A political economist, Prof. Pat Utomi, said Nigeria is confronted with the issue of limited capital and has to resort to foreign debt to augment domestic savings.
He said this in reaction to the approval granted by the Senate yesterday, pointing out that the problem with the nation’s borrowing is that proceeds are not deployed in areas where it can generate revenue for repayment.
“It is good to diversify and the area that would provide the needed diversification base is agriculture. There is nothing problematic in borrowing to invest in expanding agriculture and generating more output to provide value addition for export but the key issue is to ensure that this happens.
“We have a political culture of elites waiting to extract money and get their share and you hear the farmers saying they did not see any money.”
He said there should be a passionate commitment to ensuring that the loan gets to entrepreneurs who are ready to grow the value chain to create enough output to pay off what has been borrowed. The tragedy is when borrowed without any output that would yield revenue to amortize what was borrowed.

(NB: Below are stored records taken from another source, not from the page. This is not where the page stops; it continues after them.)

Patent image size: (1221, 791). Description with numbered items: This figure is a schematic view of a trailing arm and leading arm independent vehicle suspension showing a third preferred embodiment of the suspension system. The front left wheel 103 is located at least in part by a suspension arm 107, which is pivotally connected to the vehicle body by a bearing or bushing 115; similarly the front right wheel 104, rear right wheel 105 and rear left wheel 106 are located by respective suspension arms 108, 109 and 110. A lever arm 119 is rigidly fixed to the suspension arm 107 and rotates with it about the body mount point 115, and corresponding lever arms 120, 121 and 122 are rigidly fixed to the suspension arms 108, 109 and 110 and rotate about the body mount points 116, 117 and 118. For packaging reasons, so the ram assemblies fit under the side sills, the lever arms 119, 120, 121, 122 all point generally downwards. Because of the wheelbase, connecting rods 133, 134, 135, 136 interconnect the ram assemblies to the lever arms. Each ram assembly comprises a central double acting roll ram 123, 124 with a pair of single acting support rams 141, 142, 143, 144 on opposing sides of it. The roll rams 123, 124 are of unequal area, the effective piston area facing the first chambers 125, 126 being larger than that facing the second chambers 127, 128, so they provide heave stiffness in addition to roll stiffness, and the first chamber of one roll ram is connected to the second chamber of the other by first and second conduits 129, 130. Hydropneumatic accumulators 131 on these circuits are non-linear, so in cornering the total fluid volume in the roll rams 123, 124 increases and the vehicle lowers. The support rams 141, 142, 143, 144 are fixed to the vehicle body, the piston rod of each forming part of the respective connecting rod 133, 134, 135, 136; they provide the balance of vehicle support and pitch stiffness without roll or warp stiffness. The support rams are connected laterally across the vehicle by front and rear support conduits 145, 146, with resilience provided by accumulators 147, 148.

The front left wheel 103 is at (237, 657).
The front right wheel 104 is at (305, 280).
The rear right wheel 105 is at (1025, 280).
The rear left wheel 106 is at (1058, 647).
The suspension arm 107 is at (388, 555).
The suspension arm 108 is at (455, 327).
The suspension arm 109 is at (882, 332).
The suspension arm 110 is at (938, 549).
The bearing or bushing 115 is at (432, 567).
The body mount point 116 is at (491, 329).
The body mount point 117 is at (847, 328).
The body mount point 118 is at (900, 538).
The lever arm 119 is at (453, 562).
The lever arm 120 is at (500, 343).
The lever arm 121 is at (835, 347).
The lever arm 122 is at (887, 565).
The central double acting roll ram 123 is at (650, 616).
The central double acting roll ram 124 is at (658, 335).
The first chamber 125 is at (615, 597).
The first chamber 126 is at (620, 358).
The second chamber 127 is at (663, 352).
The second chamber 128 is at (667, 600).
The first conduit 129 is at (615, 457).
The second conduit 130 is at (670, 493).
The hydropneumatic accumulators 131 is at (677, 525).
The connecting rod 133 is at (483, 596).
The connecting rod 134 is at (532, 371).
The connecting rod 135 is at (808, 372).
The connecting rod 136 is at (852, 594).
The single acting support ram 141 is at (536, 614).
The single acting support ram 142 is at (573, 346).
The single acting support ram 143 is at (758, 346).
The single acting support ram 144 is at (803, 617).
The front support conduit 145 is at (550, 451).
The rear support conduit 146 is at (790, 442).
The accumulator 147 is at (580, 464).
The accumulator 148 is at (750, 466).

Uche Uwaleke, a professor of capital market at Nasarawa State University Keffi, said the loan is a good step in the right direction if it is part of what is already provided for in the 2021 budget. “Recall that the current year’s budget has a deficit of over N5 trillion to be financed largely by domestic and foreign loans. I think the approval by the Senate aligns with the procedure for taking foreign loans.”
Uwaleke said the concern should be more on the source and terms of the loan as well as the use to which it is put. According to him, the decision to deploy the loan to agric mechanisation and infrastructure development is comforting due to its positive multiplier effect on the economy.
He stressed the need for the National Assembly to monitor the disbursement and application to ensure that it is used for the purpose for which it is meant. “It is okay if it is part of what is already provided for in the 2021 budget. I think the approval by the Senate aligns with the procedure for taking foreign loans. “Having approved such foreign loans, it behooves the National Assembly to monitor its disbursement and application to ensure that it is used for the purpose for which it is meant,” he said.
The Chief Executive Officer of Cowry Asset Management Limited, Johnson Chukwu, argued that there is no compelling reason for the government to borrow for agriculture mechanisation and infrastructure development, stating that private sector commercial farmers are ready to mechanise their farms at no cost with the appropriate incentives.
He pointed out that government should focus on providing such quality education, health care, security, and other social amenities with the resources at its disposal.
Besides, he said creating the right environment for the private sector to engage in businesses such as agriculture, industries, and transportation among others would generate more revenue, create wealth and reduce the rising debt profile.
“My take is that government should focus on providing social services such as education, health care, security, among others with the resources at its disposal while creating the right environment for the private sector to engage in businesses such as agriculture, industries, and transportation.